2,000-Year-Old Escape Tunnel
By Netanel Doron, Israel Today, November 04, 2007
The surprise discovery of an ancient drainage tunnel in Jerusalem provides archeologists with insight into life in the Jewish capital during the Second Temple period.
Israeli archaeologists stumbled upon an important historical find outside the walls of Jerusalem’s Old City, on the steep road leading down to the Pool of Siloam where Jesus healed the blind man (John 9:1-11). They had been digging in the area for three months, searching for what was the main road in Jerusalem during biblical times.

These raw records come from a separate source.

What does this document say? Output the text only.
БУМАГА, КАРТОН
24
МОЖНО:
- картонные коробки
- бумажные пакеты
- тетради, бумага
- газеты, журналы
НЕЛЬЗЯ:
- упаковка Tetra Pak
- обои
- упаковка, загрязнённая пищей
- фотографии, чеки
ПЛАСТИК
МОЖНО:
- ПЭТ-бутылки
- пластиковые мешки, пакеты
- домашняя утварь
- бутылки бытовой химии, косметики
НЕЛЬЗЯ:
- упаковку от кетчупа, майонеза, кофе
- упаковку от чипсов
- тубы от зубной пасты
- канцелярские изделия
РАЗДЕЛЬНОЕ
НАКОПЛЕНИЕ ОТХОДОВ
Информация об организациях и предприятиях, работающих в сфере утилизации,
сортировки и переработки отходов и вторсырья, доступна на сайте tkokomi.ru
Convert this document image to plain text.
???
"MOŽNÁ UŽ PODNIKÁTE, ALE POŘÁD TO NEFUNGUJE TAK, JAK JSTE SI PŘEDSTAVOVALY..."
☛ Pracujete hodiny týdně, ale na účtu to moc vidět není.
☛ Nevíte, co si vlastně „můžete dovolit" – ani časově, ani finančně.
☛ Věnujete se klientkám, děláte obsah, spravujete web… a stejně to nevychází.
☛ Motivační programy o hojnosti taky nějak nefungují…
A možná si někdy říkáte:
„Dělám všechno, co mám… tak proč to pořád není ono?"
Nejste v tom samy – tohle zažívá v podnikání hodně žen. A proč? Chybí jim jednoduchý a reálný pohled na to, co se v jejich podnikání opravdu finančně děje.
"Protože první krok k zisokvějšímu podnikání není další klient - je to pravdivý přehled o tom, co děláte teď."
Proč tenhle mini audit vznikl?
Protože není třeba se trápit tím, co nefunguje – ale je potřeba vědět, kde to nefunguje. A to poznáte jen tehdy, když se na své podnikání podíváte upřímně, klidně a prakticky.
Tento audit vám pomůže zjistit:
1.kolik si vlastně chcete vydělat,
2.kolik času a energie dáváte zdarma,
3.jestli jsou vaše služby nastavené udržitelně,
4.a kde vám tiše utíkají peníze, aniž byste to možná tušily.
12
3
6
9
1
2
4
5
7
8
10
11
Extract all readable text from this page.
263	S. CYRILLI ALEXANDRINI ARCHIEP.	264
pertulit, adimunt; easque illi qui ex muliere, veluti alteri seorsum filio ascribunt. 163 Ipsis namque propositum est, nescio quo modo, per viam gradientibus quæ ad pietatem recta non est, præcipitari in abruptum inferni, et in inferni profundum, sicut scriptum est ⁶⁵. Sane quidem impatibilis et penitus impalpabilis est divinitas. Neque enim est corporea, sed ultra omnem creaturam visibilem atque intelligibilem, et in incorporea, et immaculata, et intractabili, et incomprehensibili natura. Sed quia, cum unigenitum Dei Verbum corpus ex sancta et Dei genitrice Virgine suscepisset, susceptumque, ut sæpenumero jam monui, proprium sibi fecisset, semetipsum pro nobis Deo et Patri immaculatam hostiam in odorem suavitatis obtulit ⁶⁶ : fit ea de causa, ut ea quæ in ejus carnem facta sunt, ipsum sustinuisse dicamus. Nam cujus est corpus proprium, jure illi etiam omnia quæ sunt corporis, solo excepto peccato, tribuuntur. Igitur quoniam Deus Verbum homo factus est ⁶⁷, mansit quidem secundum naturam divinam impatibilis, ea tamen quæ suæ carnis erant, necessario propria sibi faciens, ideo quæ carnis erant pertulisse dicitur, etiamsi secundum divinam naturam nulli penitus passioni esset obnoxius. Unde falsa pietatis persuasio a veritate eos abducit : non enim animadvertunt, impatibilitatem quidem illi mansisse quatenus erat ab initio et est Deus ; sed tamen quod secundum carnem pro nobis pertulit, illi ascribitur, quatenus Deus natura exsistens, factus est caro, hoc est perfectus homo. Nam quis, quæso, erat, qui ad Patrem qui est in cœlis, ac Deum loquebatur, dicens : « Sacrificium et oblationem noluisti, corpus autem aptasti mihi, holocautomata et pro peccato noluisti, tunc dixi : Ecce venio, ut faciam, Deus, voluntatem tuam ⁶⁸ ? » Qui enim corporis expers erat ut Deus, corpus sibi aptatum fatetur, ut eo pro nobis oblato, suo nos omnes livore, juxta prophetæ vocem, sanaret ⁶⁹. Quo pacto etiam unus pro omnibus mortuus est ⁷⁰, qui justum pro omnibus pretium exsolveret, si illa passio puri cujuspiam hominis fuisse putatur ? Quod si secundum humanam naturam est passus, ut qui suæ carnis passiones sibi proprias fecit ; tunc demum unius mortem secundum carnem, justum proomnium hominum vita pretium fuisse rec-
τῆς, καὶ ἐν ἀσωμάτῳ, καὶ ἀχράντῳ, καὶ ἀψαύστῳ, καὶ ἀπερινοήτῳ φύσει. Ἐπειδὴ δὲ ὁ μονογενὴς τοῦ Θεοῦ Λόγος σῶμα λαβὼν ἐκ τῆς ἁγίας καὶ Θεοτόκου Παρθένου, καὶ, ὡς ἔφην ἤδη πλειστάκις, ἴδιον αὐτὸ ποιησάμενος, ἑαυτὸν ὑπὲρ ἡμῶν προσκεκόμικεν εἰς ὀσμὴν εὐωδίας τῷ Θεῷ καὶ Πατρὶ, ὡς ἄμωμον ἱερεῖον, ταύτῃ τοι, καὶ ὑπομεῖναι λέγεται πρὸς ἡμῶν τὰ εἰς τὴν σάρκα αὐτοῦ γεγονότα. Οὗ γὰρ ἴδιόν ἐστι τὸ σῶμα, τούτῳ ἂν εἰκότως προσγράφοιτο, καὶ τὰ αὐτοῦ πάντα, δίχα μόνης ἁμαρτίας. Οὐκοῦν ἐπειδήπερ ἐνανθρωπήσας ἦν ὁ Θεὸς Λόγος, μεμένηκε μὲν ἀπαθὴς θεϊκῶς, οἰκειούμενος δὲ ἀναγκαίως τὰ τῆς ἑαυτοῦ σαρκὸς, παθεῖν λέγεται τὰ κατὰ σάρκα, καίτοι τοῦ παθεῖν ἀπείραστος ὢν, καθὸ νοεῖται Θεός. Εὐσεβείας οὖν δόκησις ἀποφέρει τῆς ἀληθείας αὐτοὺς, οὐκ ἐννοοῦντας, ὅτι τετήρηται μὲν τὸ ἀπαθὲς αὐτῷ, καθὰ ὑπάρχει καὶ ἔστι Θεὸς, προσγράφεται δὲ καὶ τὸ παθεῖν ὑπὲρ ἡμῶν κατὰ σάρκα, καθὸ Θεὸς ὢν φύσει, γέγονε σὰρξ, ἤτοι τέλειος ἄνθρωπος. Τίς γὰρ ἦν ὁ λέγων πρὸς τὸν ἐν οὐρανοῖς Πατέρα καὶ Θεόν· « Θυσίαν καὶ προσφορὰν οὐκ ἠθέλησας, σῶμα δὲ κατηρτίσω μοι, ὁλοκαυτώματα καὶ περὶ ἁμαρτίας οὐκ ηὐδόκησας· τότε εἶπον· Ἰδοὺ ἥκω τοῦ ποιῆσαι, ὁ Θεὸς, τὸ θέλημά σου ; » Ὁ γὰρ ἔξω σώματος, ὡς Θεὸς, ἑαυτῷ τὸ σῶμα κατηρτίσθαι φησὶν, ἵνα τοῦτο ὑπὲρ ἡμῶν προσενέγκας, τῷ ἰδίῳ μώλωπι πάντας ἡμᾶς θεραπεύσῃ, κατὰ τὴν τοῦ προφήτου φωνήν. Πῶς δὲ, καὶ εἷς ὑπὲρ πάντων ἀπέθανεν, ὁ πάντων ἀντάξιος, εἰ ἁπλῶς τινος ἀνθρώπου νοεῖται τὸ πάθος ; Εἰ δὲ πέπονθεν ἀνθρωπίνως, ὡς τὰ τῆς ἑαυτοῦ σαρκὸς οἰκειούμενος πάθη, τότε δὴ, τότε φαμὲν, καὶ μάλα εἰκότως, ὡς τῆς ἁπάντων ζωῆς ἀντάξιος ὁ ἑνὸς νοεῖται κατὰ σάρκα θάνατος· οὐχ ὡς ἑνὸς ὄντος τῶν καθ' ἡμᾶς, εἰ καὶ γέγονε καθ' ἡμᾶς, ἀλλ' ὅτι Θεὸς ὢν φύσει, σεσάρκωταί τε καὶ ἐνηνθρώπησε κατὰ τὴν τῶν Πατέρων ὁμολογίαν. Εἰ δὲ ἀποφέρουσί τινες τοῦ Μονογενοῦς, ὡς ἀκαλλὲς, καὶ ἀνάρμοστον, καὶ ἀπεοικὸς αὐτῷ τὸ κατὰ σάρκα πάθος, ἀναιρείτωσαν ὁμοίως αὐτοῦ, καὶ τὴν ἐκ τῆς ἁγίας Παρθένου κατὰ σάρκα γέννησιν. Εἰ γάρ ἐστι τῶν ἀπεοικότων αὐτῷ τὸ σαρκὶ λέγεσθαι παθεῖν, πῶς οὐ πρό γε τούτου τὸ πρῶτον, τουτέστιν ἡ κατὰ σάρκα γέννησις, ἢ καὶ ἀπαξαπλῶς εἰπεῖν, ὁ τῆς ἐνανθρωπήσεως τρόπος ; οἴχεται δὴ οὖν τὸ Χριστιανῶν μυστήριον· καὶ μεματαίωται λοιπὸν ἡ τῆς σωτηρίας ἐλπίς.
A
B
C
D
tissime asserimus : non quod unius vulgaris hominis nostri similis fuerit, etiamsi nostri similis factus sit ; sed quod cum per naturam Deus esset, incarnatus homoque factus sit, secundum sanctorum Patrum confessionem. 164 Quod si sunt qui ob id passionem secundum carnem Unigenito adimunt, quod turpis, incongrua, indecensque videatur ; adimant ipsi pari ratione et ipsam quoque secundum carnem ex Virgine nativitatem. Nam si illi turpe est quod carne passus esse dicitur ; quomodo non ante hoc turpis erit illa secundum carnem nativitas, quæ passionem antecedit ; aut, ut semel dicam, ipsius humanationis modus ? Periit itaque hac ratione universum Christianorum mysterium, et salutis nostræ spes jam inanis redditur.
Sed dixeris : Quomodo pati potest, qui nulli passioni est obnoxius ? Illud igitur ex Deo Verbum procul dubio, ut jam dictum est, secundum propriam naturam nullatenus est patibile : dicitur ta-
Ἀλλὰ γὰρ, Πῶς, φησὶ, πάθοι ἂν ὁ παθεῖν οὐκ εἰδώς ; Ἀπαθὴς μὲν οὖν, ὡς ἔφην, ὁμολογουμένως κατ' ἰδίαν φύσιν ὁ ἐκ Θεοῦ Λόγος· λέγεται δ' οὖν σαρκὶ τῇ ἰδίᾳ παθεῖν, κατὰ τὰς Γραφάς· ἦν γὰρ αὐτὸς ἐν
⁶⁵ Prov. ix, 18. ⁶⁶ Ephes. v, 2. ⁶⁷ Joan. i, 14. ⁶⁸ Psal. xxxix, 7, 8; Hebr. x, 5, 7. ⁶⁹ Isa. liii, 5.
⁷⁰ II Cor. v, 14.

The sudden collapse of a stone wall revealed a hole, and when archeologists Eli Shukron and Ronny Reich climbed in the spectacle before them took their breath away. They found themselves in a well-preserved tunnel made of hewn stones, about seven meters (yards) below today’s streets. It is about 70 meters long, 2 to 2.5 meters high and 1 meter wide.
“The discovery of the tunnel was a total surprise,” Shukron told Israel Today during a tour of the site. “As we were entering, we also discovered the street we were searching for, above us. The street was used by Jewish pilgrims to ascend to the Temple on the three great pilgrimage festivals of Passover, Shavuot [the Feast of Weeks] and Sukkot [the Feast of Tabernacles].”
Small tributaries leading into the tunnel at regular intervals brought them to the conclusion that the tunnel was a drainage canal for the city’s rain water. This canal was mentioned by the renowned Roman-Jewish historian Flavius Josephus in his book The Jewish War. He wrote that during the destruction of Jerusalem and the Temple by the Romans in 70 AD, Jews used the tunnel to escape from Jerusalem to the Dead Sea and the fortress of Masada, where they went into hiding.
Some important artifacts were found in the tunnel, including coins, oil lamps and pottery shards dating to the first century AD.
“The tunnel provides insight into Jerusalem at the time of the Second Temple,” said Reich. “I have been an archaeologist for 40 years, and every now and then we experience surprises like this one.”